You used to be able to edit posts... not anymore... your ability to edit a post goes away a couple hours after you post... so unless he asks a mod to remove it, it's there for good...

Besides, in three years how many people who use that cabinet line have said flcabinets "let the cat out of the bag"?... even if they found it in the past three years, you can't un-ring that bell...

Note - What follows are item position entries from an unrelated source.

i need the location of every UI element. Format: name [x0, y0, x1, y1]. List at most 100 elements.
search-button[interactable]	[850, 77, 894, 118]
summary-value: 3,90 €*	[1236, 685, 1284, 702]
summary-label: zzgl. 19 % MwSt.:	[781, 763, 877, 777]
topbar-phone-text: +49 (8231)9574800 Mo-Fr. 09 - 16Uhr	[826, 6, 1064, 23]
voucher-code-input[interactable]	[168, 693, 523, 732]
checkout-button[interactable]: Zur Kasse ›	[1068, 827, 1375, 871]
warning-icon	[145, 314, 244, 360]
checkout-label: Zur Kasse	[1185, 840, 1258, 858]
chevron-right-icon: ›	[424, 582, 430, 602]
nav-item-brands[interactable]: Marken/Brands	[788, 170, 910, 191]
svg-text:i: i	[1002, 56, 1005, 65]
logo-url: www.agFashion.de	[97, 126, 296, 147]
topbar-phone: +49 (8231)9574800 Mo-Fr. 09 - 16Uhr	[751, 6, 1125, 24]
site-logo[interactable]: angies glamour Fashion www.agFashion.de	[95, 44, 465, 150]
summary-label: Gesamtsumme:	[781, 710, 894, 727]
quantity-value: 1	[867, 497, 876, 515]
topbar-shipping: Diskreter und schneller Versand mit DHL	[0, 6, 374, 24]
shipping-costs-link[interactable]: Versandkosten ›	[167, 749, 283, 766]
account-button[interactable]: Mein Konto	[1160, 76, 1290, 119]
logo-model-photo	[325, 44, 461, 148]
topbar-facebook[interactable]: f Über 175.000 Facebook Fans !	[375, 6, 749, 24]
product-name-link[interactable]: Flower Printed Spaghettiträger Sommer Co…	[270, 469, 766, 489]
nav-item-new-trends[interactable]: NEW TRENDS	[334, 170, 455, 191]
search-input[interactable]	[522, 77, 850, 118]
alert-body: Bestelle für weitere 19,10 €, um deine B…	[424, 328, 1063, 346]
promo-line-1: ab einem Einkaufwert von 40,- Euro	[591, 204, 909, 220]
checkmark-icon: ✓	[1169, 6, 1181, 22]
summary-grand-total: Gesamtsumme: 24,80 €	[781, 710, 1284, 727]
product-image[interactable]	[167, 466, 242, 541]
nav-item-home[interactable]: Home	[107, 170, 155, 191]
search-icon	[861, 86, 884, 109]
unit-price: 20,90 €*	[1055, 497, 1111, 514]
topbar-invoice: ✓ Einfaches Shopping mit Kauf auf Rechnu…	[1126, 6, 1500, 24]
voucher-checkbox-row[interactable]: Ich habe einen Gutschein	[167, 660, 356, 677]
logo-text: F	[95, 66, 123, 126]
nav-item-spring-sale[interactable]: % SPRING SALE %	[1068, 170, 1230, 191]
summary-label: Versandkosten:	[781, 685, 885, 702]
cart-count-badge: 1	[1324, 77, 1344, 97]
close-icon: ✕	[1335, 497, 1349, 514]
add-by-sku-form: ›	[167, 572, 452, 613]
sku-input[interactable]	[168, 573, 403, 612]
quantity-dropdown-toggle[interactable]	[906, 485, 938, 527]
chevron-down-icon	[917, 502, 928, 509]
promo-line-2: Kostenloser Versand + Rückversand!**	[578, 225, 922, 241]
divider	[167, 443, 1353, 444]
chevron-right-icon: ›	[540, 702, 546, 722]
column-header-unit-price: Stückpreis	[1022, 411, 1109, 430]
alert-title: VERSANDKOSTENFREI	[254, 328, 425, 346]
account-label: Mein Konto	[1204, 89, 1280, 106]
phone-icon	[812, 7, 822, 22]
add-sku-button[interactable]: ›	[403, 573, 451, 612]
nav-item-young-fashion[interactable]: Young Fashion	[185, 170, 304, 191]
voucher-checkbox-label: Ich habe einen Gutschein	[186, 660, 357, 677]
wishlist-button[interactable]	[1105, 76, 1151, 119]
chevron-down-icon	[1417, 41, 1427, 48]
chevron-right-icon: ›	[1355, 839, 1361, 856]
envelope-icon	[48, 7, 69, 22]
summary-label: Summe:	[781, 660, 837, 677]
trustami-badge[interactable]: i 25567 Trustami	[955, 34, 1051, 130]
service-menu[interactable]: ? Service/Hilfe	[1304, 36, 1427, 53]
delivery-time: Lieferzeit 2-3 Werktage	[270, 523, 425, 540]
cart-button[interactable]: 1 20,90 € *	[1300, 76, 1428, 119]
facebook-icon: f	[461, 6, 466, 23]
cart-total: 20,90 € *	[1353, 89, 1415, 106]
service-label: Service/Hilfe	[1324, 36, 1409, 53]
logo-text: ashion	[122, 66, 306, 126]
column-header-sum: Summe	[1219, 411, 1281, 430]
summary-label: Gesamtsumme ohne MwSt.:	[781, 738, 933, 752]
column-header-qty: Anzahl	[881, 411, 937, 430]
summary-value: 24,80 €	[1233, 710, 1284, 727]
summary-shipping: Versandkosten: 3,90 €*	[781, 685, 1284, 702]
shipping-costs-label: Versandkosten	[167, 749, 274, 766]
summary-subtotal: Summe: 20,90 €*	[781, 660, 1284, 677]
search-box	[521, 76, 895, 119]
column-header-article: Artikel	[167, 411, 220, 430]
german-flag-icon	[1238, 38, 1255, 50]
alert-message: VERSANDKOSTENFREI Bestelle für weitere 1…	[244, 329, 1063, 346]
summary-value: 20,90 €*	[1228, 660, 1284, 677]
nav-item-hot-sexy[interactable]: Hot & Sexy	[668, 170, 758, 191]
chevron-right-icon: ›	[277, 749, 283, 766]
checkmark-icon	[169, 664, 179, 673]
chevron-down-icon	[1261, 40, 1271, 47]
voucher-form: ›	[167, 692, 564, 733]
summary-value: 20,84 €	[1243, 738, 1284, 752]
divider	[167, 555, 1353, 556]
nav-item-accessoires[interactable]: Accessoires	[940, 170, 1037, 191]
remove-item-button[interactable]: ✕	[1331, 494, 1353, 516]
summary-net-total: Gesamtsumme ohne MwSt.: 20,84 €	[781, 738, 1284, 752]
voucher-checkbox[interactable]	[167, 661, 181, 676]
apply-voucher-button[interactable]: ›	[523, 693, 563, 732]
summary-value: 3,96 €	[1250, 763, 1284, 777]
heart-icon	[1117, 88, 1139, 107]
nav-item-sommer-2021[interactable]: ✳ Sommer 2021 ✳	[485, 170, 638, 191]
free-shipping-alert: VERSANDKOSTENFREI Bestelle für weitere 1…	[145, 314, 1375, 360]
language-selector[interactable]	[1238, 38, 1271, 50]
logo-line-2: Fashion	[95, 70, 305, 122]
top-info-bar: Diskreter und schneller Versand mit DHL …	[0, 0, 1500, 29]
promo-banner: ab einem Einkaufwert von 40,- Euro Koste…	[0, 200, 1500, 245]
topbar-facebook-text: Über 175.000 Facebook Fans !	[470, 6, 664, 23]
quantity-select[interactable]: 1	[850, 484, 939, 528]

Personally, I wouldn't worry about it...


----------



## CabinetDrPro (Oct 19, 2016)

I wouldn't care either, except that a customer came in today and said " i know you are paying XYZ for these cabinets, because i know how to use google blah , blah, blah....


----------



## overanalyze (Dec 28, 2010)

CabinetDrPro said:


> I wouldn't care either, except that a customer came in today and said " i know you are paying XYZ for these cabinets, because i know how to use google blah , blah, blah....


Well then you are lucky that that client disqualified themselves for you.


----------



## TNTRenovate (Aug 19, 2010)

CabinetDrPro said:


> I wouldn't care either, except that a customer came in today and said " i know you are paying XYZ for these cabinets, because i know how to use google blah , blah, blah....


So what? Ask them if they but bottled water. Case closed.


----------



## KAP (Feb 19, 2011)

CabinetDrPro said:


> I wouldn't care either, except that a customer came in today and said " i know you are paying XYZ for these cabinets, because i know how to use google blah , blah, blah....


So did they get it from the OP or did they get it from the below (which was on first page of search and OP's CT post is nowhere to be found)...

gardenweb... http://ths.gardenweb.com/discussions/2558604/dealer-discount-on-rta-cabinets*davidindc* 

*"TSG dealer cost is 39% plus freight and assembly if wanted to kitchen dealers in the dc area..."*​I'm sure there's others if you look... point is, instead of worrying about what is out of your control, you might want to instead be ready to address it from a business perspective...

Don't be afraid to use an example like TNT used... costs money to be in business... while you may think Mrs. Customer I only pay .39 for those cabinets, that doesn't include freight, or delivery, or assembly or installation, or labor or duh, duh, done... PROFIT for my company...


----------



## TNTRenovate (Aug 19, 2010)

KAP said:


> Don't be afraid to use an example like TNT used... costs money to be in business... while you may think I pay .39 that doesn't include freight, or delivery, or installation, or labor or duh, duh, done... PROFIT for my company...


And don't forget the PITA factor dealing with the back and forth and the selection process and being responsible if anything is wrong.


----------



## KAP (Feb 19, 2011)

TNTSERVICES said:


> And don't forget the PITA factor dealing with the back and forth and the selection process and being responsible if anything is wrong.


*YEAH!!!... * :laughing:


----------



## EthanB (Sep 28, 2011)

Give them my favorite quote. 

"This isn't the first time I've been accused of trying to make a profit." -EthanB


----------